The Flight of the Phoenix (1965)
Gender representation in movies is a thorny issue at present. Certainly all male ensemble casts are a rarity these days. 12 Angry Men and John Carpenter's The Thing are two examples that spring to mind but by and large Hollywood still favours broad gender representation (if not equal status) for reasons of pure box office. However the all male cast of The Flight of the Phoenix simply reflects that nature of the oil industry at the time of filming and is not in any way a political statement. The absence of any romantic sub plot or any kind of sexual dynamics, allows the narrative to focus clearly on the theme of survival along and the psychological and emotional side effects.
Veteran pilot Frank Towns (James Stewart) and navigator Lew Moran (Richard Attenborough) are flying a beaten up old transport from Jaghbub to Benghazi in Libya. On board are a motley group of oil workers and other assorted passengers. After encountering a sudden sandstorm the plane is forced to ditch in the desert. After an aborted attempt by some of the survivors to march to the nearest habitation, it soon becomes apparent that the food and water will only last a fortnight. With hope running out and petty squabbles increasing, the survivors must decide whether to pull together of fall apart.

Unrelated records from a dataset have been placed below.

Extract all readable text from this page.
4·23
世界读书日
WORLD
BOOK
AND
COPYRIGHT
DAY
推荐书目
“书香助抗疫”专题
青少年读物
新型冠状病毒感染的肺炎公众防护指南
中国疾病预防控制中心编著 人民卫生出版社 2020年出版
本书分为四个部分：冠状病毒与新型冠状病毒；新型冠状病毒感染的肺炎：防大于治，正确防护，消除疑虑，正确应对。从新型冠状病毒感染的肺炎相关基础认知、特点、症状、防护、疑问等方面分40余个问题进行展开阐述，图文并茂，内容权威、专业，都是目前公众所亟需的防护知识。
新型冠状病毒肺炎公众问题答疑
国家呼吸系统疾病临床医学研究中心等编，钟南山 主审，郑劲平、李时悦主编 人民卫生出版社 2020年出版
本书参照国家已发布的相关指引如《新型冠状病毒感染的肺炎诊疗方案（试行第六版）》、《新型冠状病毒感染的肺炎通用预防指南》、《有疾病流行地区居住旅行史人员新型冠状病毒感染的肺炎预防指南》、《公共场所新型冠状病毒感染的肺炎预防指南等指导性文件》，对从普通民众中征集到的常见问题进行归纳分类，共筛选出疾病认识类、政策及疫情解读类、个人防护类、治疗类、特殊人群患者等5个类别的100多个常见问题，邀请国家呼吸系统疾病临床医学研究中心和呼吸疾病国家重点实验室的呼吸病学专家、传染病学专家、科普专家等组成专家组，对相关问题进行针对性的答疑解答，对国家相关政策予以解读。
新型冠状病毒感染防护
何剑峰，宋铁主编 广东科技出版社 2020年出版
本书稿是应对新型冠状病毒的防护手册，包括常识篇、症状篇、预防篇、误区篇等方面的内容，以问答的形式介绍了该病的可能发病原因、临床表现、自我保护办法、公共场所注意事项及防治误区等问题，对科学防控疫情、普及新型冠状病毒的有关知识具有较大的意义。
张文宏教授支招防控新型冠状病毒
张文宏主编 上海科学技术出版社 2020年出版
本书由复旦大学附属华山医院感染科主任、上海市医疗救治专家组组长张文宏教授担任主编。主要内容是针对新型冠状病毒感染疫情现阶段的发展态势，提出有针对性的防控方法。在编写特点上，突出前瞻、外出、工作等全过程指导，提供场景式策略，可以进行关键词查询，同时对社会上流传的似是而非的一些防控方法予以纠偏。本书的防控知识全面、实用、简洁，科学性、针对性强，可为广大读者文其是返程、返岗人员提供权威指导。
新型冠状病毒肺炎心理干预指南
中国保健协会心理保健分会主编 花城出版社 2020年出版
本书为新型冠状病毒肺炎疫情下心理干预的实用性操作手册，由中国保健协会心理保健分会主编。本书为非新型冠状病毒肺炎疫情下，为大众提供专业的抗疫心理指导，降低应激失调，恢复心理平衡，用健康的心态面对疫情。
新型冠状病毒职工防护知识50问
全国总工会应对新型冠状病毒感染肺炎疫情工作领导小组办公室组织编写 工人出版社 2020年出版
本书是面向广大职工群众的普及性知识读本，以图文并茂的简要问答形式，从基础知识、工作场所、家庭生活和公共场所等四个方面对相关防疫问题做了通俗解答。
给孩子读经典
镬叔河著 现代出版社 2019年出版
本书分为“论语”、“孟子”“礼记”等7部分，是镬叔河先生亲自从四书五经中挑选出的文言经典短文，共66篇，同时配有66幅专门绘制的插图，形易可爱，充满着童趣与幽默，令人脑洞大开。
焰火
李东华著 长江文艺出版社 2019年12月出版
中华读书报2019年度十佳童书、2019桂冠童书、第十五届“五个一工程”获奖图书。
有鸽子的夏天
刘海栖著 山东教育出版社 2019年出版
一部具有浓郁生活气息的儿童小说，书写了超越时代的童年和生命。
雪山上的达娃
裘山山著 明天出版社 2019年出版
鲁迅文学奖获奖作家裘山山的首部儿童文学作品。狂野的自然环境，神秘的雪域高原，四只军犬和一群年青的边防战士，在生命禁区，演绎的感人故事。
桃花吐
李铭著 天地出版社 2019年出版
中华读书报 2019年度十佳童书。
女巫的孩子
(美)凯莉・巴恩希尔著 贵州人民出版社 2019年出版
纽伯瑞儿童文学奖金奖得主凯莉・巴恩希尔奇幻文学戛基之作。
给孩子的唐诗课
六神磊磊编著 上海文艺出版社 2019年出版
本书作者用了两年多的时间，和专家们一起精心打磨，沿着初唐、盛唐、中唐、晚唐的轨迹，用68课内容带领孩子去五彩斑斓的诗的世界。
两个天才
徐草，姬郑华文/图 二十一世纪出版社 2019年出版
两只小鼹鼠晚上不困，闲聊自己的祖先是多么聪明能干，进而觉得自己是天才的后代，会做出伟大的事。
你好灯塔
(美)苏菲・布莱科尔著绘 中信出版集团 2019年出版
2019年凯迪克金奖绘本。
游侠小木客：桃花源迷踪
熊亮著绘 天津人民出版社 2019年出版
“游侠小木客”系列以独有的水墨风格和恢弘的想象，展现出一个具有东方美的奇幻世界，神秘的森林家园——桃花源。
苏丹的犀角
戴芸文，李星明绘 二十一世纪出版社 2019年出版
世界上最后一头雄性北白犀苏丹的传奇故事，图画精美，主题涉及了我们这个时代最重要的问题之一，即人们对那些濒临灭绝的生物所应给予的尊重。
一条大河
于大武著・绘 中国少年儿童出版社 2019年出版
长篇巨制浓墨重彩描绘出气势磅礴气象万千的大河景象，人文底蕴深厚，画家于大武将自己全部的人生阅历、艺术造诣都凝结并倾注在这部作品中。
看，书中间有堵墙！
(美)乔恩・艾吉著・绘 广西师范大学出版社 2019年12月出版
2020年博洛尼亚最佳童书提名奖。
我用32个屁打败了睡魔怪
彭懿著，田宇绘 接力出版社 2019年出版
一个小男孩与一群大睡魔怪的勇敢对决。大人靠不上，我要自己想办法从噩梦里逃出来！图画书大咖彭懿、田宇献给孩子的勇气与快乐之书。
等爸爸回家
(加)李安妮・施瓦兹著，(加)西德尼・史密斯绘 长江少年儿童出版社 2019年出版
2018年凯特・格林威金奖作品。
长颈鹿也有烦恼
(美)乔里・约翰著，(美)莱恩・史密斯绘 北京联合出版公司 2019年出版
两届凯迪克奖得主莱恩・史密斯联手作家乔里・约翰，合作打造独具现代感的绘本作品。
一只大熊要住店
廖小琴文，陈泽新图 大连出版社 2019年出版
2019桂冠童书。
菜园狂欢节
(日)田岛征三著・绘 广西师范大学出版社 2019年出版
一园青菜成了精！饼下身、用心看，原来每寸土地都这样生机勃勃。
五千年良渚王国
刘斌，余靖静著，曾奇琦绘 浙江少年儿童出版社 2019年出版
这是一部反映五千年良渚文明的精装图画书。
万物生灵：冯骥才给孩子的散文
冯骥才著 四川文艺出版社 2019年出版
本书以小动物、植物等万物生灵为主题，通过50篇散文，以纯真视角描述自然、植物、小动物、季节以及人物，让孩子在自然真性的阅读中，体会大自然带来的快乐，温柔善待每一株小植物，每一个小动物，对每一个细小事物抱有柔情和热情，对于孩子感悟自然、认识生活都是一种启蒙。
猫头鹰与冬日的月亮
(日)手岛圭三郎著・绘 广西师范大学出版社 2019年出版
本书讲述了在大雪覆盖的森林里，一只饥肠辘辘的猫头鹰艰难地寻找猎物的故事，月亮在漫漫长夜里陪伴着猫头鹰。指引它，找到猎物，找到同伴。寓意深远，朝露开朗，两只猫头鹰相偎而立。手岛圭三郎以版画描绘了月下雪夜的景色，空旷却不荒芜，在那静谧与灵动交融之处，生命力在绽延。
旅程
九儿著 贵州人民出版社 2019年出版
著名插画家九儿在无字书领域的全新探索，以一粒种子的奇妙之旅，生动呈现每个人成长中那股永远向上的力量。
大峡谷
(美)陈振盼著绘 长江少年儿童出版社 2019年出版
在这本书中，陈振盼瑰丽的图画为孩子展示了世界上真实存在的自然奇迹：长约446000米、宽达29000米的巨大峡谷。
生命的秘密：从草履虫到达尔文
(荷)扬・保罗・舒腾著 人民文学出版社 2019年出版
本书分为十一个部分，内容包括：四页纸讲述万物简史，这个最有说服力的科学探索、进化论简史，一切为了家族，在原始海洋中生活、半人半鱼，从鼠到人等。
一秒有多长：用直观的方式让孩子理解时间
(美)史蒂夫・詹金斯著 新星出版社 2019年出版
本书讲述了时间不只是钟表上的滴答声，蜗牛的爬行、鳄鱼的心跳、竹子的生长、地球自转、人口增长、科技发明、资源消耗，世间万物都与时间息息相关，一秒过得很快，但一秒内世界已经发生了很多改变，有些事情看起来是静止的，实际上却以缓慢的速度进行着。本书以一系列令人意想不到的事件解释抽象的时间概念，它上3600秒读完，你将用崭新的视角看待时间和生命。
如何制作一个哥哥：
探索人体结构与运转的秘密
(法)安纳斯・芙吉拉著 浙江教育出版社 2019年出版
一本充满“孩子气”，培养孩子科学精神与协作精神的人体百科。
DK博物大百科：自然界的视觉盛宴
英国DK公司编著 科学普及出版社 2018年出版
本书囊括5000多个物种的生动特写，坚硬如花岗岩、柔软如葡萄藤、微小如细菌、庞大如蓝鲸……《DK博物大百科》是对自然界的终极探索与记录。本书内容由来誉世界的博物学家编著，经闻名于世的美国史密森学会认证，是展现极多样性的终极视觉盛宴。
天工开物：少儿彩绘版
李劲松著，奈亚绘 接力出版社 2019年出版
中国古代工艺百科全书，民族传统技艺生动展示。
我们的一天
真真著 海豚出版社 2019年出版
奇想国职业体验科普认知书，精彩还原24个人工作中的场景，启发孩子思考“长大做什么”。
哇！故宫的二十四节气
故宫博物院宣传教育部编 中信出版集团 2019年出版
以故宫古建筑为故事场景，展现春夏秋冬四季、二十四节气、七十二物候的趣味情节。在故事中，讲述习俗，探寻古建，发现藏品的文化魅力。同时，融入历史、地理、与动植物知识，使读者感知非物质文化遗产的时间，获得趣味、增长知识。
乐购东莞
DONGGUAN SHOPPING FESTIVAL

Post war prejudice against the German plays an integral part in the Robert Aldrich' The Flight of the Phoenix. It was still a common mindset during the sixties, especially among those who had served. Therefore when Heinrich Dorfmann (Hardy Krüger) proposes to cannibalise the crashed Fairchild C-82 and build another plane to escape from the Sahara desert, it is met with scepticism among his fellow survivors. This is compounded by his cold scientific manner and logical thought process. He immediately chafes with Towns, a proud and old school flyer, who objects to his notion that the other men are simply a work force of expendable assets. The script by Lukas Heller cleverly never states each characters war record and leaves viewers to make up their own minds about their respective pasts.
Performances in The Flight of the Phoenix are universally outstanding due to the well-defined characters and tight screenplay. Ernest Borgnine excels as a psychologically disturbed foreman as does Ian Bannen as an irascible and sardonic oil worker. Peter Finch and Ronald Fraser play respectively a British Army Captain and a resentful Sargent. Their tenuous relationship quickly disintegrates under pressure, leading to potential murder through wilful neglect. It's all very powerful stuff and director Robert Aldrich makes no attempt to sugar the pill. The survivors skin burns and blisters. One injured man takes his own life in a particular moving scene which is sharply contrasted by Dorfmann's borderline callous indifference. Although not graphic, the movie is honest with its depiction of mental disintegration and death.
Like many other great films it is the little touches that embellish the story telling. Stewart's experience as a real life pilot makes his performance in the cockpit convincing. Attenborough's near hysterical laughter, when he learns Dorfmann's secret starkly depicts a man robbed of hope. The results of the Doctor’s and Captain’s negotiation with the Bedouin have a tragic inevitability about it. Aldrich directs with confidence. The artistic freedom and sensibilities of the times afforded him the opportunity to be honest and not have makes commercial concessions. A criticism I would level at the 2004 remake. The movie also benefits from physical effects rather than contemporary computer graphics, imbuing the arduous construction of the Phoenix with a tangible plausibility.
The Flight of the Phoenix is a movie with perennial themes. However these are enhanced when viewed within the context of the times. Aldrich makes a clear message that in desperate times, co-operation irrespective of personal likes, philosophy and dogma is the only practical option when facing disaster. It also explores the importance of hope and what can happen when that is removed. The movie is also a text book example of character acting and the importance of a strong screenplay. If a movie gets this right then the audience will happily follow the narratives twists and turns. Although its clichéd, they simply don't make them like this anymore. I think The Martian is the nearest I’ve seen to anything like The Flight of the Phoenix. It’s not because contemporary Hollywood lacks the talent. It is more of a case of that they lack the will.